The Spanish intelligence agency, CNI, has finally been able to solve the code and reveal the contents of the correspondence between the two high-powered men. The letters date from the time of the Naples War in the first few years of the 1500s, when King Louis XII of France was fighting against Ferdinand and Isabella of Spain for dominion over southern Italy.
"In the historical situation of that time, in the Naples war, which affected mainly France and Spain, but also the Germanic Empire, the Papal States, the Ottoman Empire and the Italian State Cities, it was essential to keep the secrecy in the negotiations in military strategies and even in betrayals, and any neglect at one point could disrupt strategies," Jesús Ansón Soro, the technical secretary of the Museum of the Army of Toledo, where the letters are on loan, said in a press conference.
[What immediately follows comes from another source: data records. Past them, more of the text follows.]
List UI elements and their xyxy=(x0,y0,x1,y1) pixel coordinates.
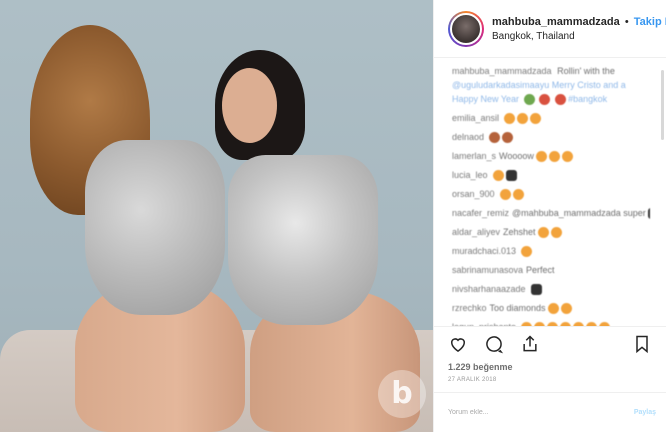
comment-row: nacafer_remiz @mahbuba_mammadzada super xyxy=(452,206,650,220)
emoji-icon xyxy=(530,113,542,125)
comment-text: Woooow xyxy=(499,151,534,161)
emoji-icon xyxy=(512,189,524,201)
caption-text: Rollin' with the xyxy=(557,66,615,76)
comment-row: muradchaci.013 xyxy=(452,244,650,258)
comment-row: orsan_900 xyxy=(452,187,650,201)
comment-username[interactable]: emilia_ansil xyxy=(452,113,499,123)
comment-username[interactable]: orsan_900 xyxy=(452,189,495,199)
caption-username[interactable]: mahbuba_mammadzada xyxy=(452,66,552,76)
comment-username[interactable]: rzrechko xyxy=(452,303,487,313)
emoji-icon xyxy=(647,208,650,220)
share-icon xyxy=(523,334,537,351)
comment-row: emilia_ansil xyxy=(452,111,650,125)
fire-emoji-icon xyxy=(539,94,551,106)
comment-username[interactable]: lamerlan_s xyxy=(452,151,496,161)
post-comment-button[interactable]: Paylaş xyxy=(634,409,656,416)
emoji-icon xyxy=(547,303,559,315)
post-photo[interactable]: b xyxy=(0,0,433,432)
comment-row: delnaod xyxy=(452,130,650,144)
share-button[interactable] xyxy=(518,332,542,356)
comment-username[interactable]: lucia_leo xyxy=(452,170,488,180)
action-bar xyxy=(434,326,666,360)
comment-username[interactable]: sabrinamunasova xyxy=(452,265,523,275)
comment-username[interactable]: nivsharhanaazade xyxy=(452,284,526,294)
comment-row: aldar_aliyev Zehshet xyxy=(452,225,650,239)
emoji-icon xyxy=(517,113,529,125)
comment-icon xyxy=(486,335,504,353)
emoji-icon xyxy=(548,151,560,163)
comment-text: Perfect xyxy=(526,265,555,275)
emoji-icon xyxy=(504,113,516,125)
tree-emoji-icon xyxy=(523,94,535,106)
bookmark-icon xyxy=(636,335,648,353)
emoji-icon xyxy=(535,151,547,163)
emoji-icon xyxy=(537,227,549,239)
comment-text: Zehshet xyxy=(503,227,536,237)
post-date: 27 ARALIK 2018 xyxy=(448,377,497,383)
comment-input[interactable]: Yorum ekle... xyxy=(448,409,634,416)
like-button[interactable] xyxy=(446,332,470,356)
save-button[interactable] xyxy=(630,332,654,356)
follow-button[interactable]: Takip Et xyxy=(634,16,666,28)
comment-username[interactable]: delnaod xyxy=(452,132,484,142)
comment-text: Too diamonds xyxy=(489,303,546,313)
comment-form: Yorum ekle... Paylaş xyxy=(434,392,666,432)
emoji-icon xyxy=(492,170,504,182)
comment-text: @mahbuba_mammadzada super xyxy=(512,208,646,218)
model-right-swimsuit xyxy=(228,155,378,325)
post-username[interactable]: mahbuba_mammadzada xyxy=(492,16,620,28)
emoji-icon xyxy=(561,151,573,163)
comment-row: lamerlan_s Woooow xyxy=(452,149,650,163)
likes-count[interactable]: 1.229 beğenme xyxy=(448,362,513,372)
avatar-image xyxy=(450,12,482,45)
comment-list[interactable]: mahbuba_mammadzada Rollin' with the @ugu… xyxy=(434,64,660,326)
post-location[interactable]: Bangkok, Thailand xyxy=(492,31,666,42)
comment-row: sabrinamunasova Perfect xyxy=(452,263,650,277)
comment-username[interactable]: muradchaci.013 xyxy=(452,246,516,256)
model-left-swimsuit xyxy=(85,140,225,315)
fire-emoji-icon xyxy=(554,94,566,106)
separator-dot: • xyxy=(624,15,629,28)
emoji-icon xyxy=(521,246,533,258)
comment-row: nivsharhanaazade xyxy=(452,282,650,296)
emoji-icon xyxy=(550,227,562,239)
avatar[interactable] xyxy=(448,10,484,47)
model-right-face xyxy=(222,68,277,143)
emoji-icon xyxy=(530,284,542,296)
watermark-logo: b xyxy=(378,370,426,418)
heart-icon xyxy=(451,337,465,352)
post-header: mahbuba_mammadzada • Takip Et Bangkok, T… xyxy=(434,0,666,58)
caption-hashtag[interactable]: #bangkok xyxy=(568,94,607,104)
emoji-icon xyxy=(489,132,501,144)
emoji-icon xyxy=(502,132,514,144)
emoji-icon xyxy=(499,189,511,201)
caption: mahbuba_mammadzada Rollin' with the @ugu… xyxy=(452,64,650,106)
comment-row: lucia_leo xyxy=(452,168,650,182)
comments-scrollbar[interactable] xyxy=(661,70,664,140)
comment-button[interactable] xyxy=(482,332,506,356)
emoji-icon xyxy=(560,303,572,315)
comment-row: rzrechko Too diamonds xyxy=(452,301,650,315)
comment-username[interactable]: nacafer_remiz xyxy=(452,208,509,218)
post-side-panel: mahbuba_mammadzada • Takip Et Bangkok, T… xyxy=(433,0,666,432)
comment-username[interactable]: aldar_aliyev xyxy=(452,227,500,237)
emoji-icon xyxy=(505,170,517,182)
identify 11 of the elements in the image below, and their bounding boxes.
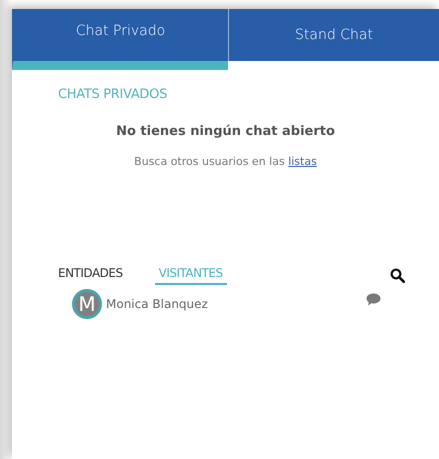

Córdoba, also known as the Great Captain, led Spain's military expedition so the commander and the king had to communicate frequently. The four encrypted pieces of mail helped historians understand the context of several other letters that have been found. Among the coded ones, there’s an extra special one hand-written by the king himself, an extremely rare finding since the monarch would have had people writing letters for him usually.
Cracking the code took six months (not least because some of the letters are 20 pages long). They discovered 88 different symbols and 237 combined letters. Some of the symbols corresponded to specific letters, but sometimes it changed or corresponded to a whole word. Sometimes the symbols were even red herrings. They were written without spaces or punctuation making the translation even harder. Deciphering the code was possible though thanks to a decrypted part in one of the letters, which became a key for the researchers.
The four letters focus on both military and civil matters, discussing a variety of issues. Sending troops, collecting taxes, and administering justice were top priorities in the war but there were also discussions of marrying Spanish officers to southern Italian widows to favor greater social integration. The letters also show that Córdoba was loyal and obedient to the king.